A líder religiosa do Candomblé, Bernardete Souza Ferreira, 42 anos, que, na semana passada, foi algemada, arrastada pelos cabelos e jogada por soldados da Polícia Militar da Bahia num formigueiro, por ter pedido explicações para a invasão da área do Incra, onde vive em Ilhéus – o Assentamento Dom Hélder Câmara – denunciou que os mesmos policiais que praticaram a violência contra ela, continuam soltos e passaram a intimidar testemunhas.
“Estamos apreensivos em relação aos policiais. Eles já estiveram na casa de uma das testemunhas.

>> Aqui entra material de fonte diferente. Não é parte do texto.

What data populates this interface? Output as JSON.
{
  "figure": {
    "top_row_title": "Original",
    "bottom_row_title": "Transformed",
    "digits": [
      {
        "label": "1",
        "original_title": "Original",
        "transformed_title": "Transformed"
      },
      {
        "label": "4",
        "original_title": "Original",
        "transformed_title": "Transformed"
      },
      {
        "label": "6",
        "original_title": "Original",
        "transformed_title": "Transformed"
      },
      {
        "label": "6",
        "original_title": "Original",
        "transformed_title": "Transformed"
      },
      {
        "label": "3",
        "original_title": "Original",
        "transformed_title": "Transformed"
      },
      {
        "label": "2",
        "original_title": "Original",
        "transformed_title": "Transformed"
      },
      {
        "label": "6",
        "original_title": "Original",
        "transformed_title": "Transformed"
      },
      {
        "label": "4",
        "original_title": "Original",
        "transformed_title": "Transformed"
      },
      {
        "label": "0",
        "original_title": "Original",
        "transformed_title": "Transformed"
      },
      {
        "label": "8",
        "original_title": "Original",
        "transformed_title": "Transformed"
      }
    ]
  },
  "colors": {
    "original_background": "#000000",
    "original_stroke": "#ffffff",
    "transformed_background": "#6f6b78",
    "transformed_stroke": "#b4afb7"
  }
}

Estes dias um policial que participou da violência esteve em um carro particular na casa da Grace Kely, uma moça que presenciou tudo o que aconteceu comigo”, denunciou.
Passados doze dias desde a violência que sofreu (depois de ser jogada no formigueiro, ela, algemada, foi lançada num camburão e deixada numa cela masculina), Bernadete disse que ainda custa a acreditar no que aconteceu.
“Eu mesmo ainda estou em estado de choque. Me custa acreditar que isso aconteceu em pleno século XXI”, afirmou, em entrevista concedida por telefone, do Assentamento D. Hélder Câmara, ao jornalista e editor de Afropress, Dojival Vieira.
Casada, com o também militante do Movimento Negro Unificado, Moacir Pinho de Jesus, mãe de duas filhas e avó de uma neta de 4 anos – Omidaré -, Bernadete disse que a comunidade de Banco do Pedro, onde vive juntamente com mais 26 famílias de Sem-Terra, num total de 90 pessoas, continua apreensiva e amedrontada.
Ela lembra que, enquanto era arrastada pelos cabelos pelos policiais para o camburão, a neta chorava muito: “Minha netinha só pedia “não levem minha vó”, “deixem a minha vó”, contou.
Bernadete não lembra quanto tempo ficou na cela masculina no 7º COORPIN, de Ilhéus, para onde foi levada, porém, recorda um detalhe: “Teve um momento que o preso que estava na cela tentou se aproximar de mim e aí alguém [que ela diz não saber quem] não deixou. Imagino que fiquei de três a quatro horas presa na cela”, acrescentou.
Tortura
A sessão de violência e tortura sofrida pela líder religiosa – que é filha de Oxóssi, uma entidade do Candomblé – começou na tarde de sábado, dia 23, quando um destacamento da PM baiana invadiu o Assentamento D. Hélder Câmara, a procura de um homem que supostamente teria escondido drogas no local.
Armados de fuzis e metralhadoras, segundo Bernadete, eles chegaram com violência, hostilizando as pessoas, sem nenhum mandado judicial. Foi, então, que ela tentou argumentar com o comandante da operação – o soldado Júlio de Souza Guedes – que não havia bandidos no Assentamento, pois todos vivem na comunidade há cerca de 12 anos e são trabalhadores. Foi o bastante para receber voz de prisão por desacato a autoridade.
No momento em que estava sendo algemada, incorporou o Orixá Oxóssi – uma entidade do Candomblé – e aí, Guedes, o soldado identificado por Jesus e outro aspirante de oficial, Adjailson – a arrastaram até um formigueiro próximo para, segundo ironizavam “tirar o demônio do corpo”. “Essas pessoas não tem nenhuma condição de lidarem com seres humanos e vestem a farda do Estado”, acrescentou.
Depois disso, Bernadete ainda com a entidade incorporada e algemada foi jogada para dentro do camburão. Os PMs riam e diziam que estavam tirando o demônio “em nome de Jesus”. “Quando meu Orixá, que é Oxossi, se manifestou, eles pisaram no meu pescoço e apontaram uma arma prá minha cabeça”, lembra, ainda traumatizada com a violência.
Indignação
Segundo Bernadete, o conforto pela violência, cujas seqüelas ainda estão presentes no seu corpo pela picada das formigas, tem sido a mobilização desencadeada pelos movimentos de terreiros de Candomblé, entidades do movimento social e do movimento negro, indignadas com o caso.
Além de reuniões que estão acontecendo de lideranças que exigem uma resposta e uma posição do Governador, Jacques Wagner, do PT, nesta quarta-feira (03/11), o Secretário Nacional da Diversidade Humana da UGT, Magno Lavigne, anunciou que o II Seminário Nacional da Diversidade, marcado os dias 19 e 20 deste mês, em Salvador, deverá adotar uma posição de repúdio de todos os sindicalistas do país ligados à Central.
Lavigne disse que, ainda esta semana, o presidente da Central, Ricardo Patah – que é presidente do poderoso Sindicato dos Comerciários de S. Paulo – deverá lançar uma Nota Pública denunciando o que ocorreu com a líder religiosa, inclusive, junto aos organismos internacionais do mundo do trabalho, a que a Central tem acesso.